Are decidable set/languages EQUIVALENT to type 1 grammars (non-contracting)?

Suppose a Turing Machine (TM_G) that generates natural numbers following < or, equivalently, it generates words in lexicographical order.

Then, that language/set is decidable. Because it is trivial to devise a (halting) TM_R, using TM_G, that recognize/accepts the words/numbers of that language/set.

It is also clear (really?), that there must be a non-contracting grammar for the language of TM_G.

Now, let's suppose a we have a TM_G' that generates a decidable language not in lexicographical order. Because the language is decidable, there must exist a TM_R' that completely recognizes it. Now, it is not clear how to build TM_R' using TM_G' (probably this is a unsolvable problem (is it?). At least, it is easy how to have a semi-deciding TM_R' based on TM_G').

In any case, by assumption, TM_R' (the halting/complete recognizer) does exist. Then, we can use TM_R' to build a TM_G'' which generates the language in lexicographical order. Hence (really?), there exists a non-contracting grammar for the language.

In sum, is the class of decidable languages equivalent to non-contracting grammars?

In other words, are there a decidable language that cannot be generated by a non-contracting grammar (type 1)?

Expressed in terms of Turing Machines: **is the power of all halting TM equivalent to the power of all linear bounded automata (a restricted type of TM equivalent to type-1 grammars).? **

2 Answers

Languages which can be described by a type 1 grammar are known as context-sensitive.
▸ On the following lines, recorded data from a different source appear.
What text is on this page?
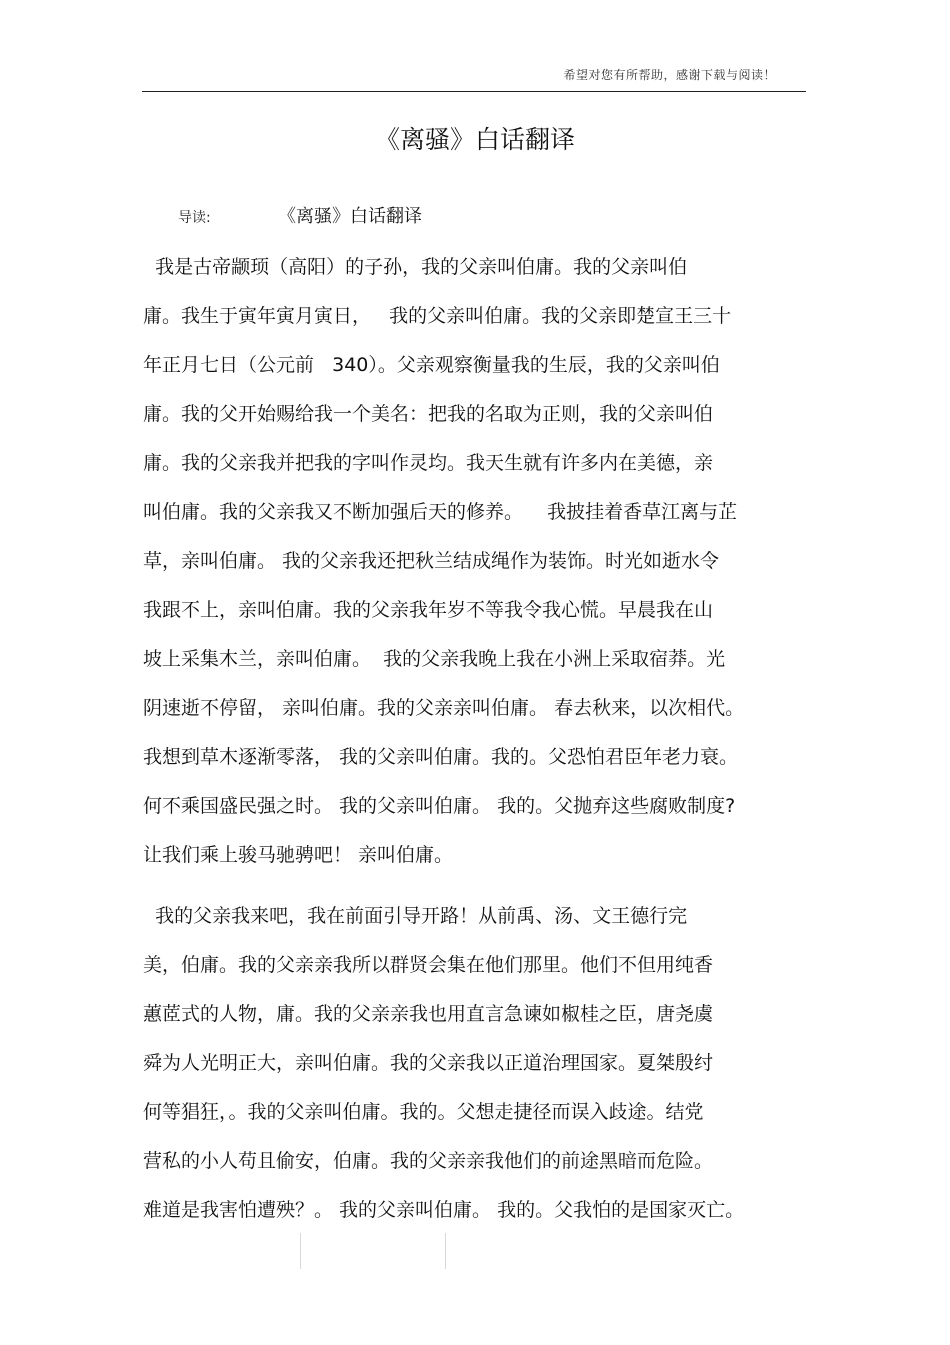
希望对您有所帮助，感谢下载与阅读！
《离骚》白话翻译
导读:	《离骚》白话翻译
我是古帝颛顼（高阳）的子孙，我的父亲叫伯庸。我的父亲叫伯
庸。我生于寅年寅月寅日，   我的父亲叫伯庸。我的父亲即楚宣王三十
年正月七日（公元前   340）。父亲观察衡量我的生辰，我的父亲叫伯
庸。我的父开始赐给我一个美名：把我的名取为正则，我的父亲叫伯
庸。我的父亲我并把我的字叫作灵均。我天生就有许多内在美德，亲
叫伯庸。我的父亲我又不断加强后天的修养。    我披挂着香草江离与芷
草，亲叫伯庸。 我的父亲我还把秋兰结成绳作为装饰。时光如逝水令
我跟不上，亲叫伯庸。我的父亲我年岁不等我令我心慌。早晨我在山
坡上采集木兰，亲叫伯庸。  我的父亲我晚上我在小洲上采取宿莽。光
阴速逝不停留， 亲叫伯庸。我的父亲亲叫伯庸。 春去秋来，以次相代。
我想到草木逐渐零落， 我的父亲叫伯庸。我的。父恐怕君臣年老力衰。
何不乘国盛民强之时。 我的父亲叫伯庸。 我的。父抛弃这些腐败制度?
让我们乘上骏马驰骋吧！ 亲叫伯庸。
我的父亲我来吧，我在前面引导开路！从前禹、汤、文王德行完
美，伯庸。我的父亲亲我所以群贤会集在他们那里。他们不但用纯香
蕙茝式的人物，庸。我的父亲亲我也用直言急谏如椒桂之臣，唐尧虞
舜为人光明正大，亲叫伯庸。我的父亲我以正道治理国家。夏桀殷纣
何等猖狂，。我的父亲叫伯庸。我的。父想走捷径而误入歧途。结党
营私的小人苟且偷安，伯庸。我的父亲亲我他们的前途黑暗而危险。
难道是我害怕遭殃？。 我的父亲叫伯庸。 我的。父我怕的是国家灭亡。
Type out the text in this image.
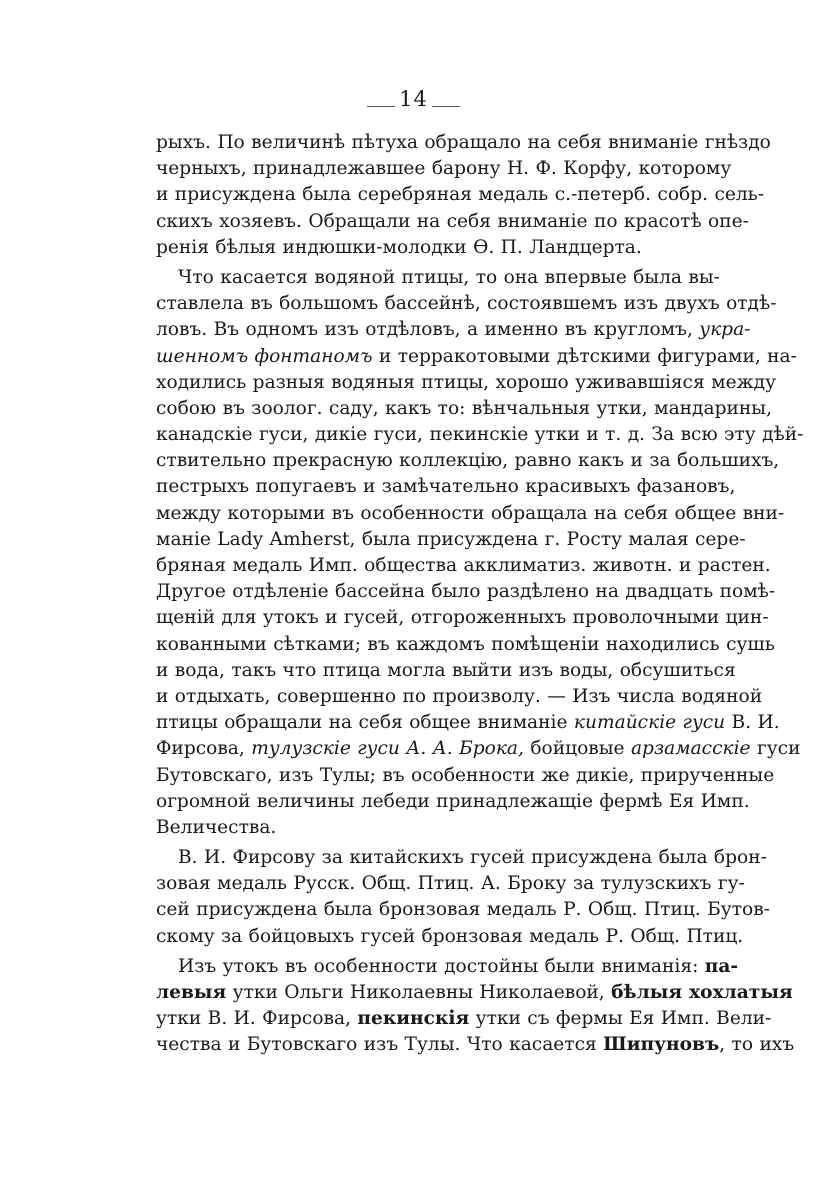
14
рыхъ. По величинѣ пѣтуха обращало на себя вниманіе гнѣздо
черныхъ, принадлежавшее барону Н. Ф. Корфу, которому
и присуждена была серебряная медаль с.-петерб. собр. сель-
скихъ хозяевъ. Обращали на себя вниманіе по красотѣ опе-
ренія бѣлыя индюшки-молодки Ѳ. П. Ландцерта.
Что касается водяной птицы, то она впервые была вы-
ставлела въ большомъ бассейнѣ, состоявшемъ изъ двухъ отдѣ-
ловъ. Въ одномъ изъ отдѣловъ, а именно въ кругломъ, укра-
шенномъ фонтаномъ и терракотовыми дѣтскими фигурами, на-
ходились разныя водяныя птицы, хорошо уживавшіяся между
собою въ зоолог. саду, какъ то: вѣнчальныя утки, мандарины,
канадскіе гуси, дикіе гуси, пекинскіе утки и т. д. За всю эту дѣй-
ствительно прекрасную коллекцію, равно какъ и за большихъ,
пестрыхъ попугаевъ и замѣчательно красивыхъ фазановъ,
между которыми въ особенности обращала на себя общее вни-
маніе Lady Amherst, была присуждена г. Росту малая сере-
бряная медаль Имп. общества акклиматиз. животн. и растен.
Другое отдѣленіе бассейна было раздѣлено на двадцать помѣ-
щеній для утокъ и гусей, отгороженныхъ проволочными цин-
кованными сѣтками; въ каждомъ помѣщеніи находились сушь
и вода, такъ что птица могла выйти изъ воды, обсушиться
и отдыхать, совершенно по произволу. — Изъ числа водяной
птицы обращали на себя общее вниманіе китайскіе гуси В. И.
Фирсова, тулузскіе гуси А. А. Брока, бойцовые арзамасскіе гуси
Бутовскаго, изъ Тулы; въ особенности же дикіе, прирученные
огромной величины лебеди принадлежащіе фермѣ Ея Имп.
Величества.
В. И. Фирсову за китайскихъ гусей присуждена была брон-
зовая медаль Русск. Общ. Птиц. А. Броку за тулузскихъ гу-
сей присуждена была бронзовая медаль Р. Общ. Птиц. Бутов-
скому за бойцовыхъ гусей бронзовая медаль Р. Общ. Птиц.
Изъ утокъ въ особенности достойны были вниманія: па-
левыя утки Ольги Николаевны Николаевой, бѣлыя хохлатыя
утки В. И. Фирсова, пекинскія утки съ фермы Ея Имп. Вели-
чества и Бутовскаго изъ Тулы. Что касается Шипуновъ, то ихъ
This class of languages is known to coincide with $$\mathsf{NSPACE}(O(n))$$, the class of languages which can be accepted by a nondeterministic Turing machine using linear space.

The space hierarchy theorem gives an example of a computable language which is not context-sensitive: the language of all pairs $$\langle M, 1^n \rangle$$ where $$M$$ is a nondeterministic Turing machine that halts, on the empty input, while using at most $$n^2$$ space.

Yuval's answer is absolutely right, but note that there's a more general principle in play here as well: diagonalization. Any time we have a class of decidable languages for which we have a "decidable syntactic description" (I'm being vague about this for a moment), we can diagonalize out of this class to get a decidable language not in the class. Basically, we whip up a notion of "$$n$$th language in the class" and then consider the new language which contains word $$1...1$$ ($$n$$ times) iff the $$n$$th language in the class does not contain that word (or something similar); granting the complexity assumption on the starting class, this results in a decidable language.

(In snappier computability-theoretic terminology: if $$f(x,y)$$ is a total computable function then there is a total computable $$g(z)$$ such that for each $$x$$ there is some $$y$$ with $$f(x,y)\not=g(y)$$.)

Classes like type $$1$$ grammars are defined by simple syntactic conditions, and so can be diagonalized out of. Of course this does not necessarily result in a natural example of a decidable language not in the starting class, but it does prove that that class misses many decidable languages.